Long-Context Inference Optimization for GB300
NVIDIA and the SGLang team have released production-ready optimizations for deploying DeepSeek R1 on the GB300 NVL72 GPU cluster. The work focuses on long-context inference scenarios (128K input / 8K output tokens) where throughput and latency are critical performance metrics.
Key Performance Gains
- Peak throughput: 226.2 tokens per second per GPU on GB300, representing a 1.53x advantage over GB200 configurations
- Under matched latency: GB300 delivers 1.38x–1.58x tokens per second compared to GB200 across representative workloads
- Per-user throughput: Multi-token prediction enables an 1.87x increase in tokens per second per user
- TTFT improvement: 8.6 seconds for 128K token prefill, 1.07x–1.23x faster than GB200, driven by optimized attention kernels
Technical Approaches
The optimization employs several complementary techniques:
Prefill optimizations: Chunked pipeline parallelism distributes long-context prompt processing across pipeline stages with dynamic chunking. The team enabled FP8 attention and FP8 KV-cache support to reduce memory traffic and double KV-cache capacity within fixed memory footprint. GB300's upgraded Special Function Unit (SFU) provides 2x throughput for softmax operations, yielding a 1.35x speedup in the FMHA kernel.

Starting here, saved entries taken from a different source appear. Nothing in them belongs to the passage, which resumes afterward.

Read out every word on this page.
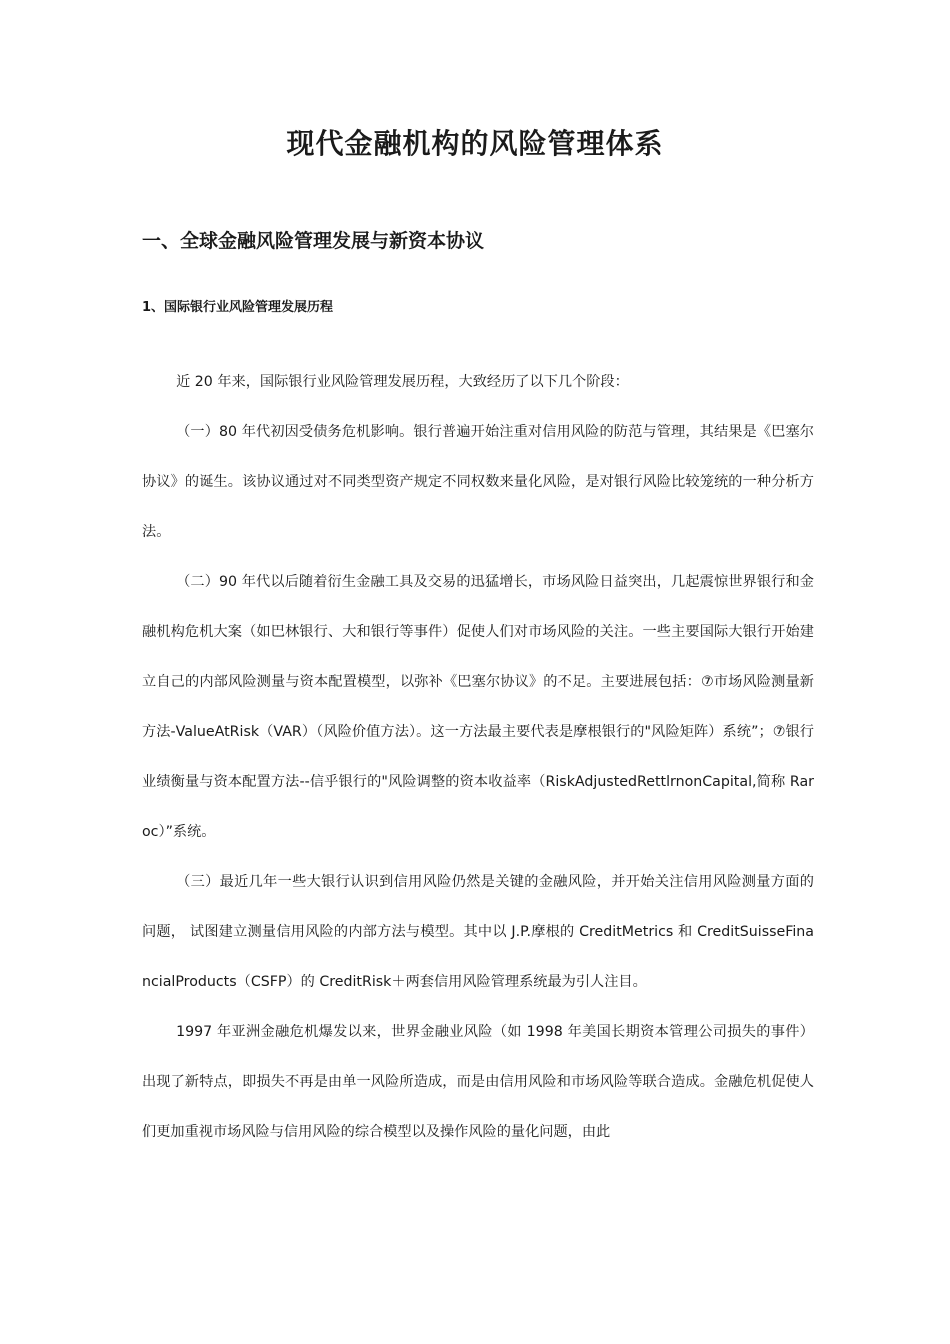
现代金融机构的风险管理体系
一、全球金融风险管理发展与新资本协议
1、国际银行业风险管理发展历程

近 20 年来，国际银行业风险管理发展历程，大致经历了以下几个阶段：

（一）80 年代初因受债务危机影响。银行普遍开始注重对信用风险的防范与管理，其结果是《巴塞尔协议》的诞生。该协议通过对不同类型资产规定不同权数来量化风险，是对银行风险比较笼统的一种分析方法。

（二）90 年代以后随着衍生金融工具及交易的迅猛增长，市场风险日益突出，几起震惊世界银行和金融机构危机大案（如巴林银行、大和银行等事件）促使人们对市场风险的关注。一些主要国际大银行开始建立自己的内部风险测量与资本配置模型，以弥补《巴塞尔协议》的不足。主要进展包括：⑦市场风险测量新方法-ValueAtRisk（VAR）（风险价值方法）。这一方法最主要代表是摩根银行的"风险矩阵）系统”；⑦银行业绩衡量与资本配置方法--信乎银行的"风险调整的资本收益率（RiskAdjustedRettlrnonCapital,简称 Raroc）”系统。

（三）最近几年一些大银行认识到信用风险仍然是关键的金融风险，并开始关注信用风险测量方面的问题， 试图建立测量信用风险的内部方法与模型。其中以 J.P.摩根的 CreditMetrics 和 CreditSuisseFinancialProducts（CSFP）的 CreditRisk＋两套信用风险管理系统最为引人注目。

1997 年亚洲金融危机爆发以来，世界金融业风险（如 1998 年美国长期资本管理公司损失的事件）出现了新特点，即损失不再是由单一风险所造成，而是由信用风险和市场风险等联合造成。金融危机促使人们更加重视市场风险与信用风险的综合模型以及操作风险的量化问题，由此
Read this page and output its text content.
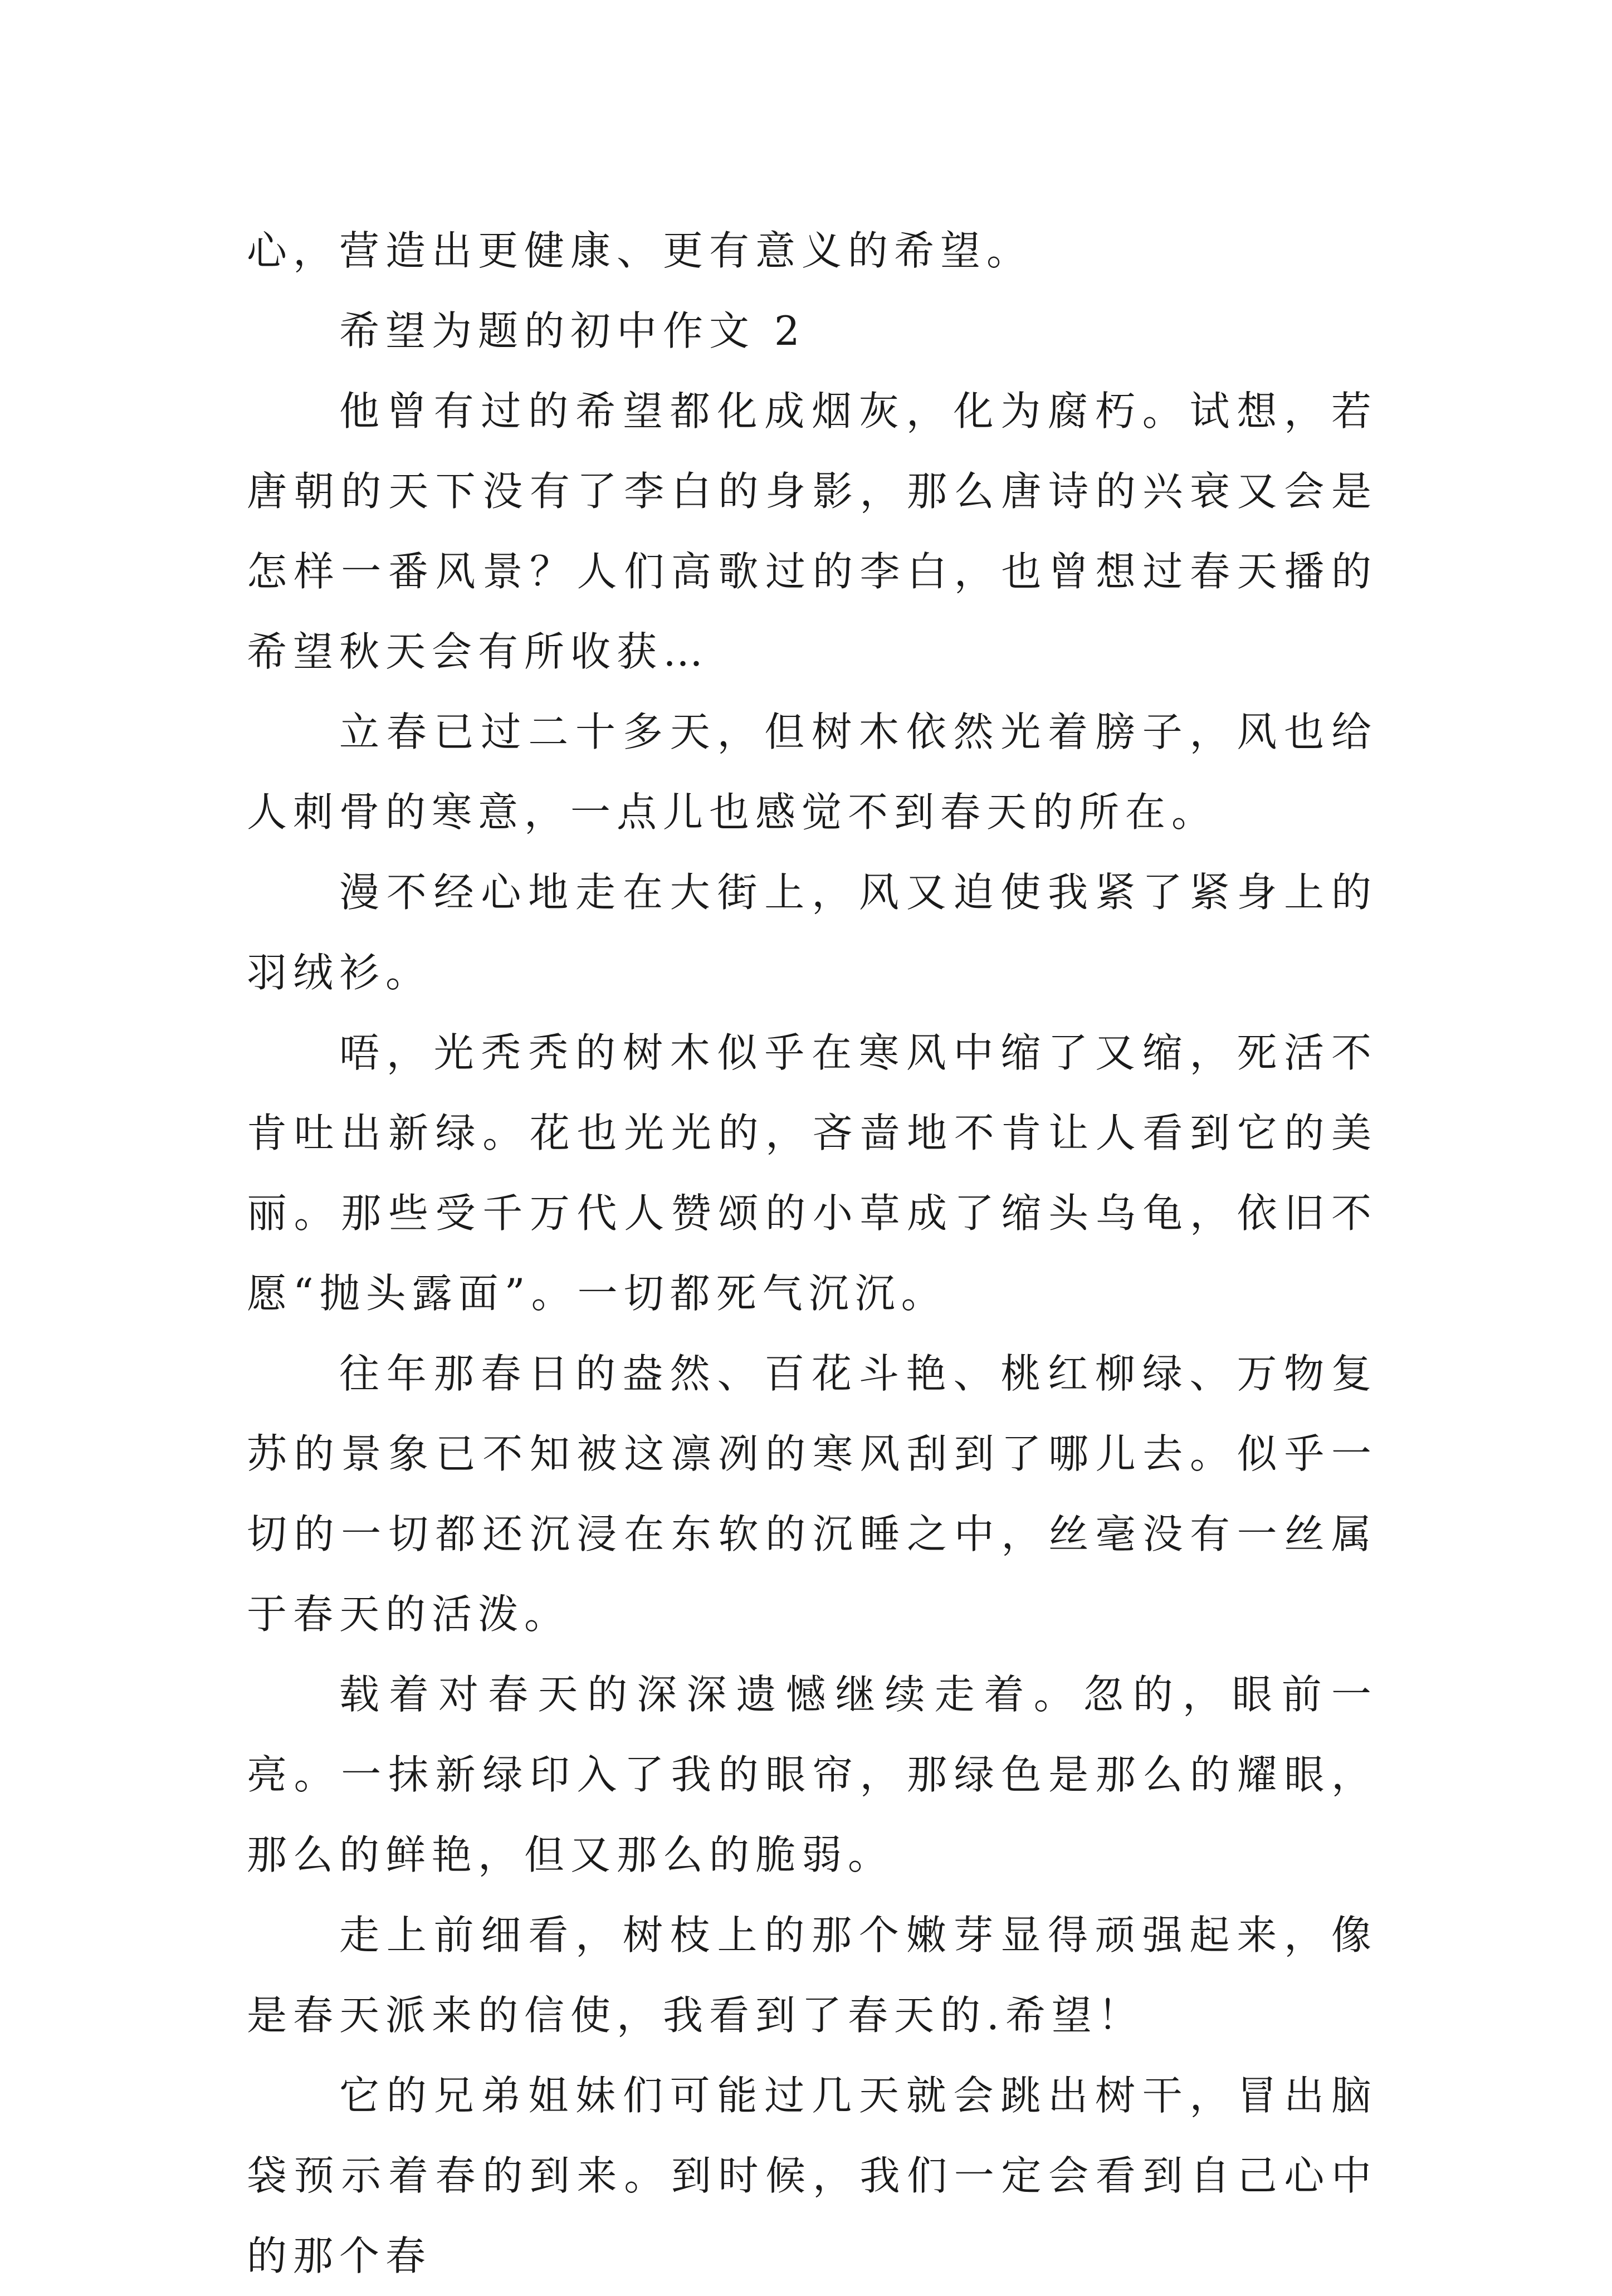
心，营造出更健康、更有意义的希望。

希望为题的初中作文 2

他曾有过的希望都化成烟灰，化为腐朽。试想，若唐朝的天下没有了李白的身影，那么唐诗的兴衰又会是怎样一番风景？人们高歌过的李白，也曾想过春天播的希望秋天会有所收获…

立春已过二十多天，但树木依然光着膀子，风也给人刺骨的寒意，一点儿也感觉不到春天的所在。

漫不经心地走在大街上，风又迫使我紧了紧身上的羽绒衫。

唔，光秃秃的树木似乎在寒风中缩了又缩，死活不肯吐出新绿。花也光光的，吝啬地不肯让人看到它的美丽。那些受千万代人赞颂的小草成了缩头乌龟，依旧不愿“抛头露面”。一切都死气沉沉。

往年那春日的盎然、百花斗艳、桃红柳绿、万物复苏的景象已不知被这凛冽的寒风刮到了哪儿去。似乎一切的一切都还沉浸在东软的沉睡之中，丝毫没有一丝属于春天的活泼。

载着对春天的深深遗憾继续走着。忽的，眼前一亮。一抹新绿印入了我的眼帘，那绿色是那么的耀眼，那么的鲜艳，但又那么的脆弱。

走上前细看，树枝上的那个嫩芽显得顽强起来，像是春天派来的信使，我看到了春天的.希望！

它的兄弟姐妹们可能过几天就会跳出树干，冒出脑袋预示着春的到来。到时候，我们一定会看到自己心中的那个春
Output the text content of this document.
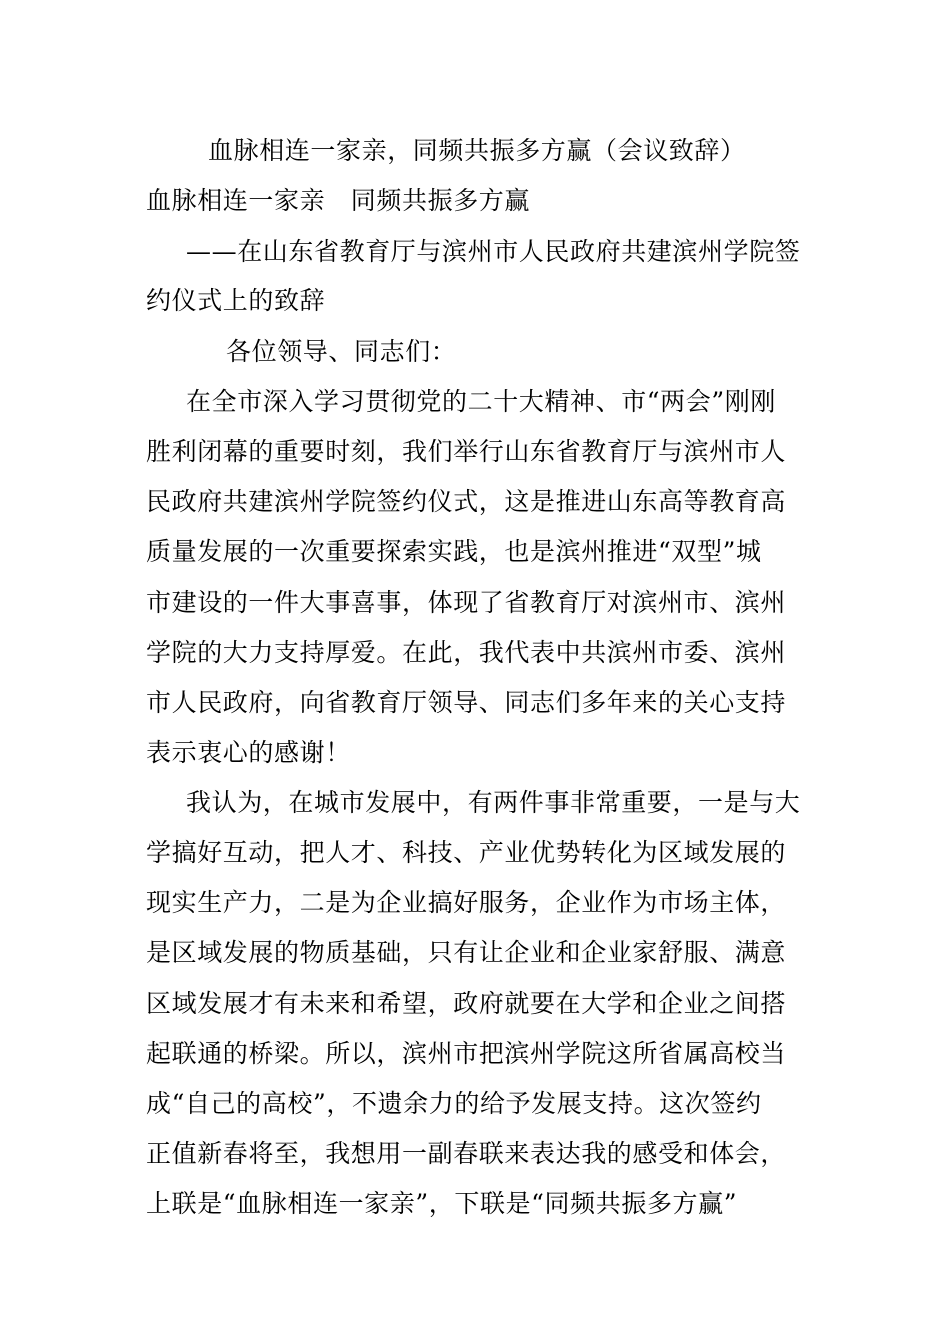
血脉相连一家亲，同频共振多方赢（会议致辞）
血脉相连一家亲　同频共振多方赢
——在山东省教育厅与滨州市人民政府共建滨州学院签
约仪式上的致辞
各位领导、同志们：
在全市深入学习贯彻党的二十大精神、市“两会”刚刚
胜利闭幕的重要时刻，我们举行山东省教育厅与滨州市人
民政府共建滨州学院签约仪式，这是推进山东高等教育高
质量发展的一次重要探索实践，也是滨州推进“双型”城
市建设的一件大事喜事，体现了省教育厅对滨州市、滨州
学院的大力支持厚爱。在此，我代表中共滨州市委、滨州
市人民政府，向省教育厅领导、同志们多年来的关心支持
表示衷心的感谢！
我认为，在城市发展中，有两件事非常重要，一是与大
学搞好互动，把人才、科技、产业优势转化为区域发展的
现实生产力，二是为企业搞好服务，企业作为市场主体，
是区域发展的物质基础，只有让企业和企业家舒服、满意
区域发展才有未来和希望，政府就要在大学和企业之间搭
起联通的桥梁。所以，滨州市把滨州学院这所省属高校当
成“自己的高校”，不遗余力的给予发展支持。这次签约
正值新春将至，我想用一副春联来表达我的感受和体会，
上联是“血脉相连一家亲”，下联是“同频共振多方赢”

Decode optimization: Expert parallelism (Wide-EP) distributes MoE weights and KV cache across up to 32 GPUs, reducing per-GPU memory pressure. GB300's 288 GB of HBM3e (versus GB200's 192 GB) directly enables 1.6x higher effective decode batch size—40 vs 24 requests per GPU at DEP8.
Orchestration: The deployment uses NVIDIA Dynamo, a control plane for cluster-scale disaggregated inference that handles KV-cache-aware routing and worker coordination with near-zero scheduling overhead.
Reproduction and Production Deployment
Complete reproduction instructions are available in the SGLang GitHub repository (issue #18703). For production deployments, the Dynamo Kubernetes stack offers GB200/GB300 support with inference-aware autoscaling and cluster topology-aware scheduling for disaggregated inference workloads.